Radio Controlled models are obviously controlled by radio signals. The radio consists of several components. The pilot holds the Transmitter which is used to send signals to the Receiver. The receiver is in the aircraft and controls the Servos. The servos are also in the aircraft and are what actually move the controls such as rudder, throttle, aileron, and elevator. All of these are powered by batteries. These are the main components, each of which I will go into more detail about.
The transmitter is a handheld box with switches and levers that allow the pilot to control the various functions of an aircraft. These may include throttle, rudder, aileron, elevator, flaps, spoilers, landing gear, brakes, bomb drop, etc. Each function requires the use of a "channel", therefore, the more channels your transmitter has the more fuctions you can control. The most channels I've seen on a radio is 10, with 4 being the most common. Each transmitter also has a frequency that it operates on. There are 50 frequencies available for aircraft use (more if you include the HAM band), and more than one person can fly at a time as long as they are on different frequencies. A transmitter has a signal strength of under 1 watt. This is enough to fly a model to the limits of most people's vision.
The receiver goes in the aircraft and is therefore quite small and light. It receives the signals from the pilots transmitter while at the same time ignoring any other signals in the area, whether they be from other pilots transmitters, pagers, television, radio, etc. The receiver has connection points for the servos as well as for a battery power source. In order for a receiver to work with a particular transmitter it has to be on the same frequency and have at least as many channels as the transmitter. It also has to be of the same modulation type.
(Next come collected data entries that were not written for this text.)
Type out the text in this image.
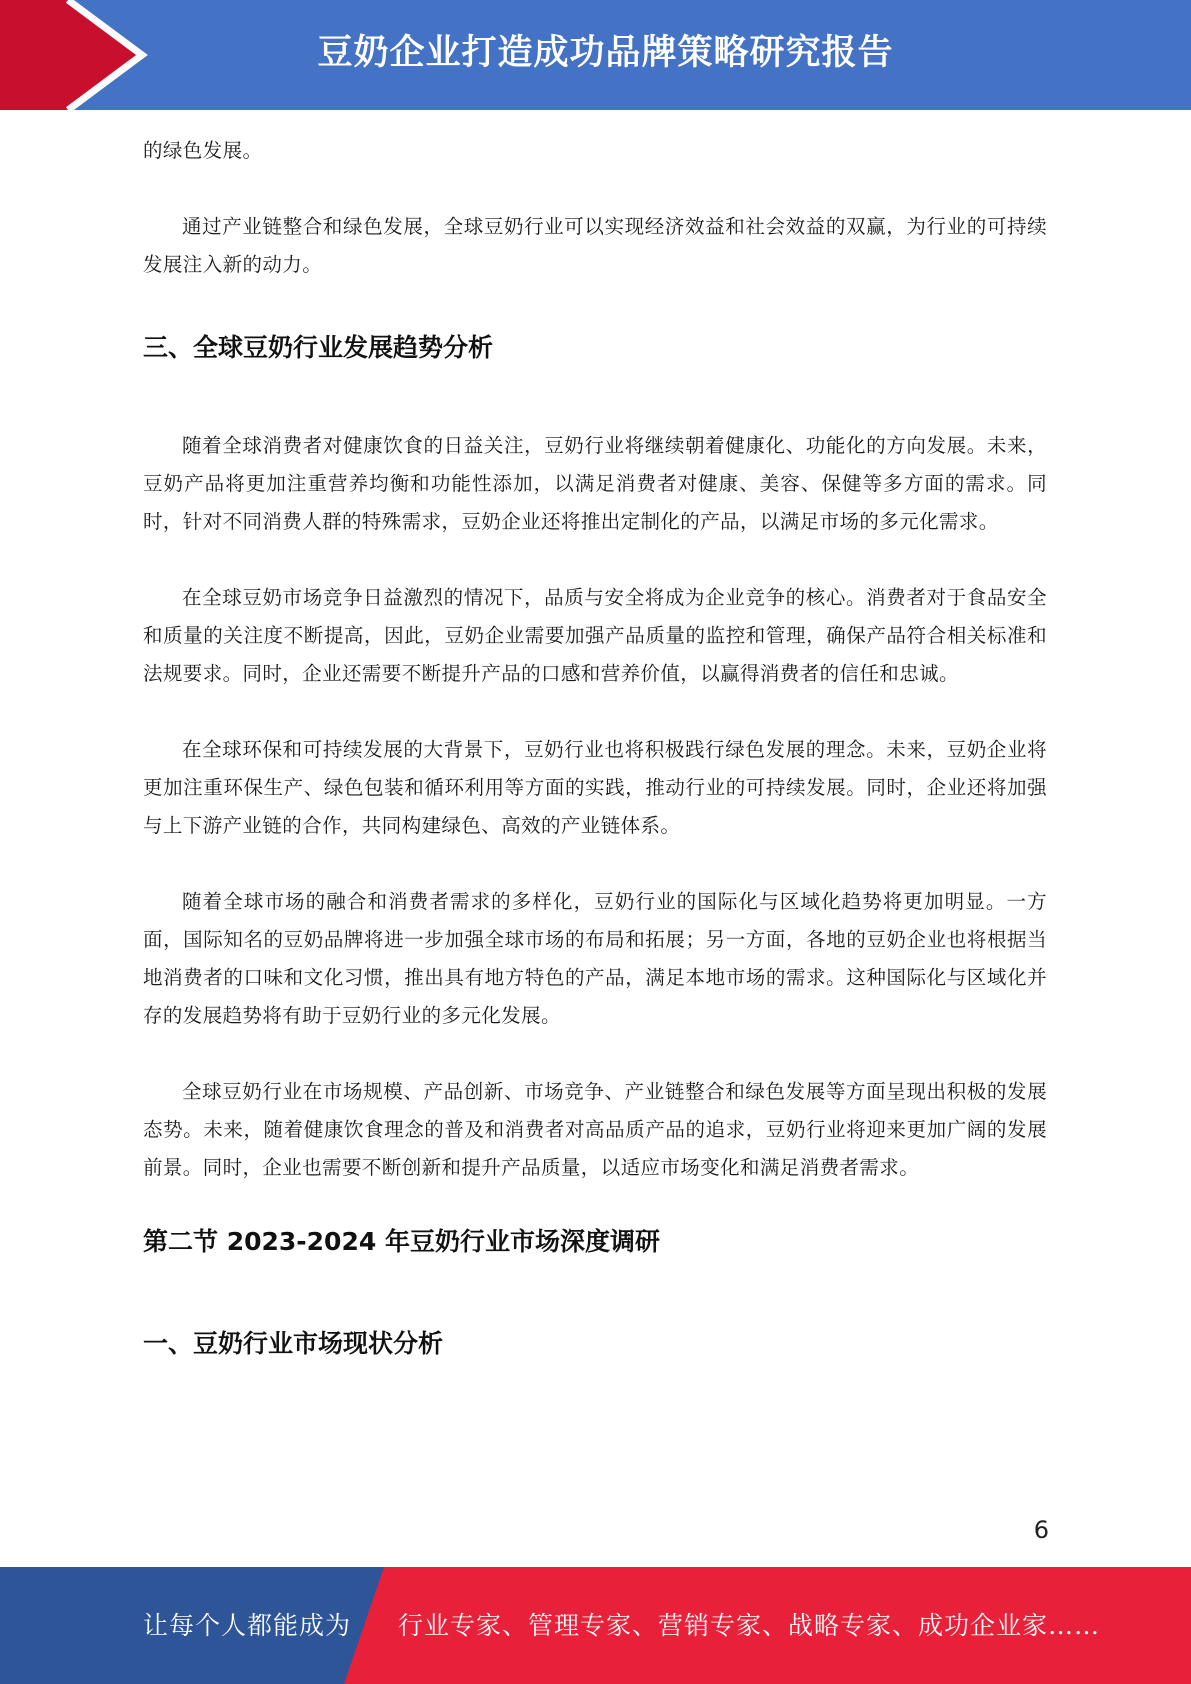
豆奶企业打造成功品牌策略研究报告

的绿色发展。

通过产业链整合和绿色发展，全球豆奶行业可以实现经济效益和社会效益的双赢，为行业的可持续发展注入新的动力。

三、全球豆奶行业发展趋势分析

随着全球消费者对健康饮食的日益关注，豆奶行业将继续朝着健康化、功能化的方向发展。未来，豆奶产品将更加注重营养均衡和功能性添加，以满足消费者对健康、美容、保健等多方面的需求。同时，针对不同消费人群的特殊需求，豆奶企业还将推出定制化的产品，以满足市场的多元化需求。

在全球豆奶市场竞争日益激烈的情况下，品质与安全将成为企业竞争的核心。消费者对于食品安全和质量的关注度不断提高，因此，豆奶企业需要加强产品质量的监控和管理，确保产品符合相关标准和法规要求。同时，企业还需要不断提升产品的口感和营养价值，以赢得消费者的信任和忠诚。

在全球环保和可持续发展的大背景下，豆奶行业也将积极践行绿色发展的理念。未来，豆奶企业将更加注重环保生产、绿色包装和循环利用等方面的实践，推动行业的可持续发展。同时，企业还将加强与上下游产业链的合作，共同构建绿色、高效的产业链体系。

随着全球市场的融合和消费者需求的多样化，豆奶行业的国际化与区域化趋势将更加明显。一方面，国际知名的豆奶品牌将进一步加强全球市场的布局和拓展；另一方面，各地的豆奶企业也将根据当地消费者的口味和文化习惯，推出具有地方特色的产品，满足本地市场的需求。这种国际化与区域化并存的发展趋势将有助于豆奶行业的多元化发展。

全球豆奶行业在市场规模、产品创新、市场竞争、产业链整合和绿色发展等方面呈现出积极的发展态势。未来，随着健康饮食理念的普及和消费者对高品质产品的追求，豆奶行业将迎来更加广阔的发展前景。同时，企业也需要不断创新和提升产品质量，以适应市场变化和满足消费者需求。

第二节 2023-2024 年豆奶行业市场深度调研
一、豆奶行业市场现状分析
6
让每个人都能成为 行业专家、管理专家、营销专家、战略专家、成功企业家……
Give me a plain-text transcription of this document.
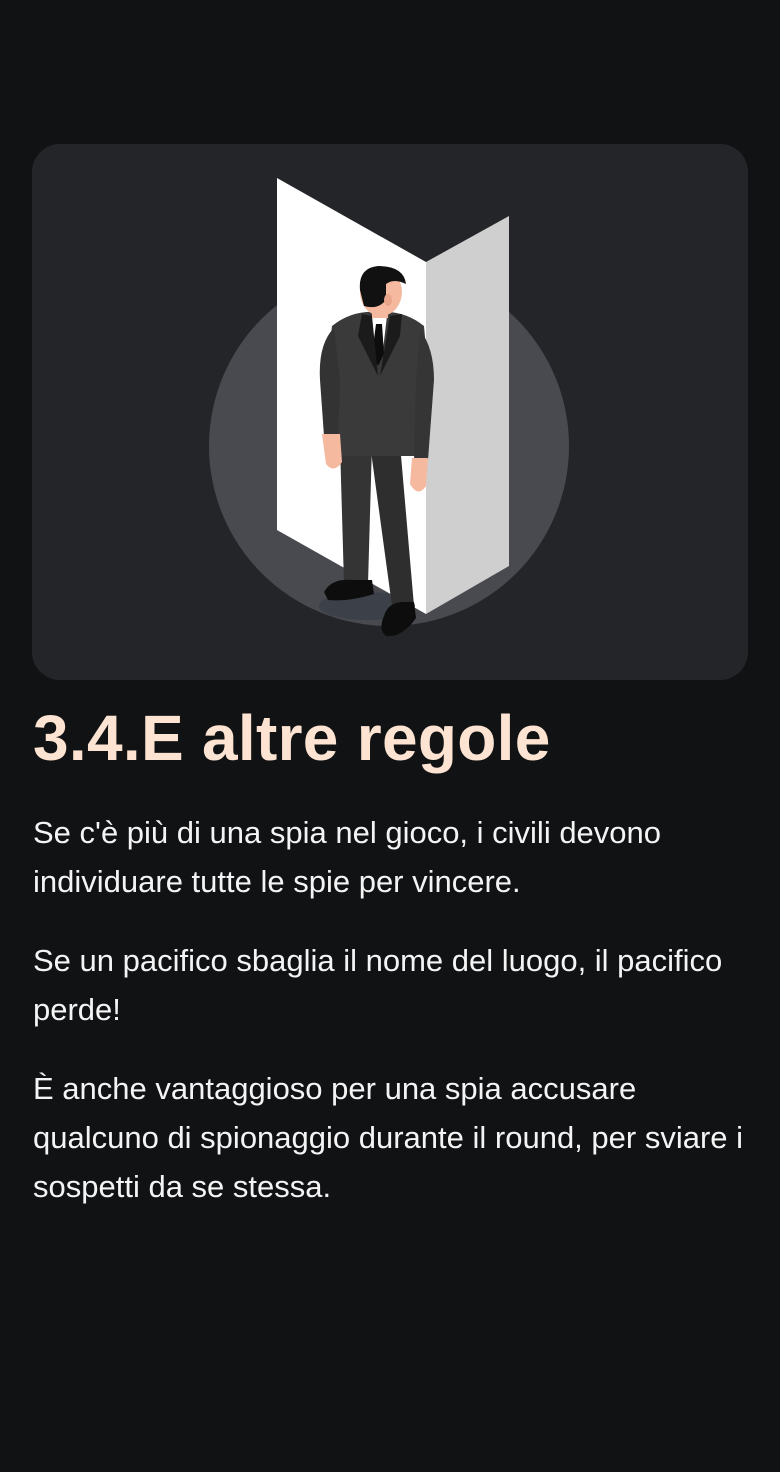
3.4.E altre regole

Se c'è più di una spia nel gioco, i civili devono individuare tutte le spie per vincere.

Se un pacifico sbaglia il nome del luogo, il pacifico perde!

È anche vantaggioso per una spia accusare qualcuno di spionaggio durante il round, per sviare i sospetti da se stessa.
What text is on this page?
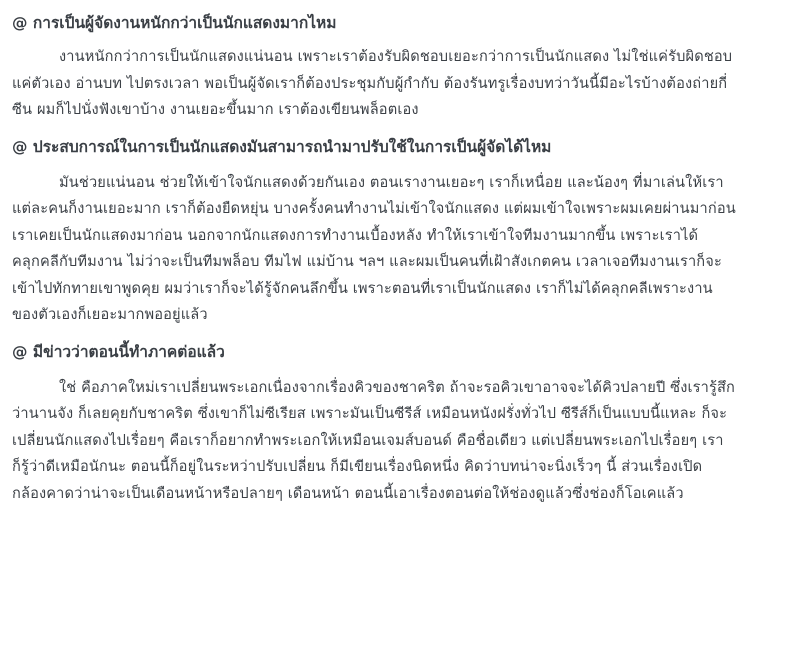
@ การเป็นผู้จัดงานหนักกว่าเป็นนักแสดงมากไหม

งานหนักกว่าการเป็นนักแสดงแน่นอน เพราะเราต้องรับผิดชอบเยอะกว่าการเป็นนักแสดง ไม่ใช่แค่รับผิดชอบ
แค่ตัวเอง อ่านบท ไปตรงเวลา พอเป็นผู้จัดเราก็ต้องประชุมกับผู้กำกับ ต้องรันทรูเรื่องบทว่าวันนี้มีอะไรบ้างต้องถ่ายกี่
ซีน ผมก็ไปนั่งฟังเขาบ้าง งานเยอะขึ้นมาก เราต้องเขียนพล็อตเอง

@ ประสบการณ์ในการเป็นนักแสดงมันสามารถนำมาปรับใช้ในการเป็นผู้จัดได้ไหม

มันช่วยแน่นอน ช่วยให้เข้าใจนักแสดงด้วยกันเอง ตอนเรางานเยอะๆ เราก็เหนื่อย และน้องๆ ที่มาเล่นให้เรา
แต่ละคนก็งานเยอะมาก เราก็ต้องยืดหยุ่น บางครั้งคนทำงานไม่เข้าใจนักแสดง แต่ผมเข้าใจเพราะผมเคยผ่านมาก่อน
เราเคยเป็นนักแสดงมาก่อน นอกจากนักแสดงการทำงานเบื้องหลัง ทำให้เราเข้าใจทีมงานมากขึ้น เพราะเราได้
คลุกคลีกับทีมงาน ไม่ว่าจะเป็นทีมพล็อบ ทีมไฟ แม่บ้าน ฯลฯ และผมเป็นคนที่เฝ้าสังเกตคน เวลาเจอทีมงานเราก็จะ
เข้าไปทักทายเขาพูดคุย ผมว่าเราก็จะได้รู้จักคนลึกขึ้น เพราะตอนที่เราเป็นนักแสดง เราก็ไม่ได้คลุกคลีเพราะงาน
ของตัวเองก็เยอะมากพออยู่แล้ว

@ มีข่าวว่าตอนนี้ทำภาคต่อแล้ว

ใช่ คือภาคใหม่เราเปลี่ยนพระเอกเนื่องจากเรื่องคิวของชาคริต ถ้าจะรอคิวเขาอาจจะได้คิวปลายปี ซึ่งเรารู้สึก
ว่านานจัง ก็เลยคุยกับชาคริต ซึ่งเขาก็ไม่ซีเรียส เพราะมันเป็นซีรีส์ เหมือนหนังฝรั่งทั่วไป ซีรีส์ก็เป็นแบบนี้แหละ ก็จะ
เปลี่ยนนักแสดงไปเรื่อยๆ คือเราก็อยากทำพระเอกให้เหมือนเจมส์บอนด์ คือชื่อเดียว แต่เปลี่ยนพระเอกไปเรื่อยๆ เรา
ก็รู้ว่าดีเหมือนักนะ ตอนนี้ก็อยู่ในระหว่าปรับเปลี่ยน ก็มีเขียนเรื่องนิดหนึ่ง คิดว่าบทน่าจะนิ่งเร็วๆ นี้ ส่วนเรื่องเปิด
กล้องคาดว่าน่าจะเป็นเดือนหน้าหรือปลายๆ เดือนหน้า ตอนนี้เอาเรื่องตอนต่อให้ช่องดูแล้วซึ่งช่องก็โอเคแล้ว
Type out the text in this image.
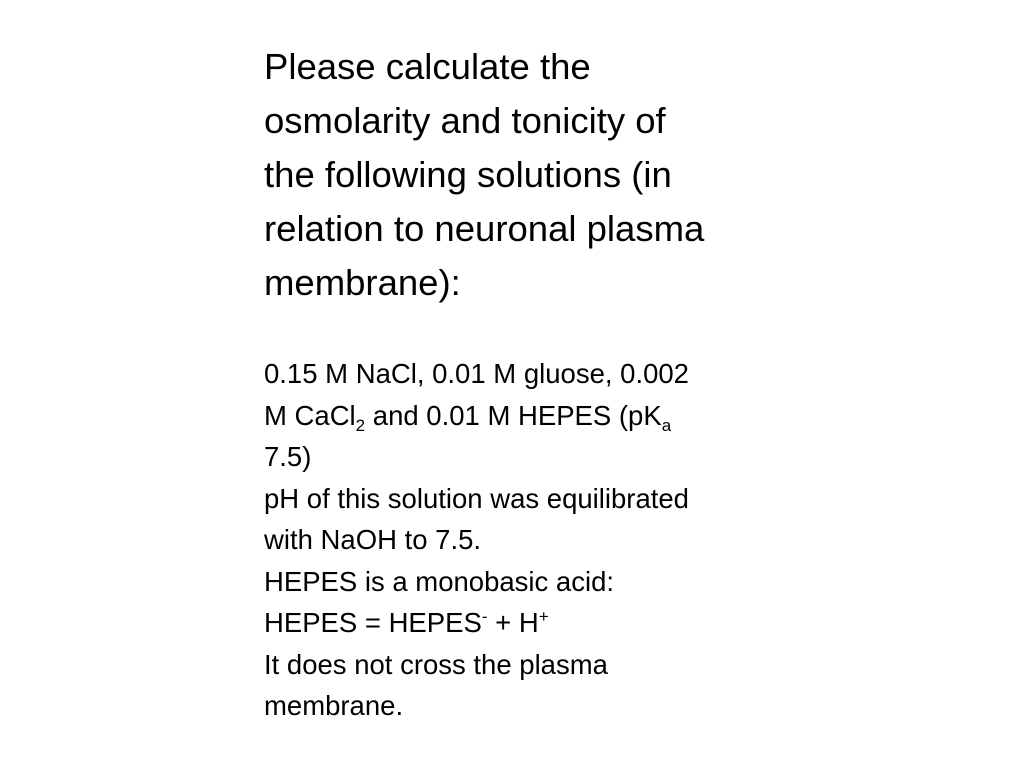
Please calculate the
osmolarity and tonicity of
the following solutions (in
relation to neuronal plasma
membrane):
0.15 M NaCl, 0.01 M gluose, 0.002
M CaCl$_2$ and 0.01 M HEPES ($pK_a$
7.5)
pH of this solution was equilibrated
with NaOH to 7.5.
HEPES is a monobasic acid:
HEPES = HEPES- + H+
It does not cross the plasma
membrane.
When you buy a radio you have a choice of three different modulation types, AM, FM, or PCM. AM, or Amplitude Modulation, is the least expensive and the most susceptible to interference from other sources. It's the same as when listening to an AM station. You might pick up static from power lines or distant lightning strikes. Having said this, my first radio was AM and it worked fine for me. FM, or Frequency Modulation, is the next type and is better suited to an environment with possible interference problems. FM radios usually cost a little more than a comparable AM model. PCM, or Pulse Code Modulation is the last type. It may, or may not, offer an advantage over FM systems. Let me explain why.
With PCM every signal that is sent by the transmitter is preceeded by an "on" command and followed by an "off" command. The receiver in the aircraft ignores any and all radio signals until it receives a valid "on" signal from the transmitter. Then the receiver accepts input on it's frequency until it receives a valid "off" command from the transmitter. If there is too much radio interference the receiver is unable to recognize a valid "on" from the transmitter and therefore ignores all signals, including the interference. The question then becomes, "what does the receiver do if it's ignoring all input?" Well, it can be programmed to hold all servos in their last position, or move the servos to a postion that was preprogrammed by the pilot. If you are in the middle of straight and level flight and the receiver goes into "hold" for a moment you will likely never know anything was wrong. However, if you are in a dive and this happens, you may not be able to pull out right when you need to. If you choose the preprogrammed postion option you would usually have the servos return to neutral and the throttle go to idle. This way if a crash does occur at least you won't be moving at top speed.
So is PCM better than FM? Many pilots think so, but others would rather have their plane get "glitched" and have partial control rather than have the PCM hold function kick in and have no control at all. Another reason for FM is that if you are experiencing small glitches you will know there's a problem and can take steps to solve it before it gets worse. With PCM you might never know you're being glitched until the problem becomes too severe to recover from. I own AM, FM, and PCM systems and have never had a problem with any of them. I will probably go with FM for any future radios as I think it offers the best value for my dollar.
The servos are little motor driven devices which convert the radio signal to a physical movement. They have output shafts to which an arm or wheel can be attached. When the receiver tells the servo to move the output shaft rotates which causes the arm to swing or the wheel to turn. We can then connect the arm or wheel to a pushrod or cable which in turn is connected to the function we need to opereate, such as the throttle. Servos come in different sizes and strenghs. A very strong servo might be used for flaps or landing gear whereas a simple, lightweight servo might be used for throttle.
The batteries most used for powering radio controlled aircraft are Nickel Cadmium or NiCad batteries. They come in many different sizes and capacities and can be recharged over and over again. They are usually found in 4 cell (4.8 volt) and 5 cell (6 volt) arrangements and can have capacities anywhere from 50 to 1500 mAh and more. The most common size for airplanes is a 500 mAh, 4.8 volt battery. Helicopters usually have a 1000 mAh battery because of the extra demands of 5 servos and a gyro. mAh means milli-Ampre hour and indicates that the battery should be able to supply 500 milli-ampres (.5 amps) of current for 1 hour. In a nutshell, the higher the mAh rating, the longer you can fly before recharging.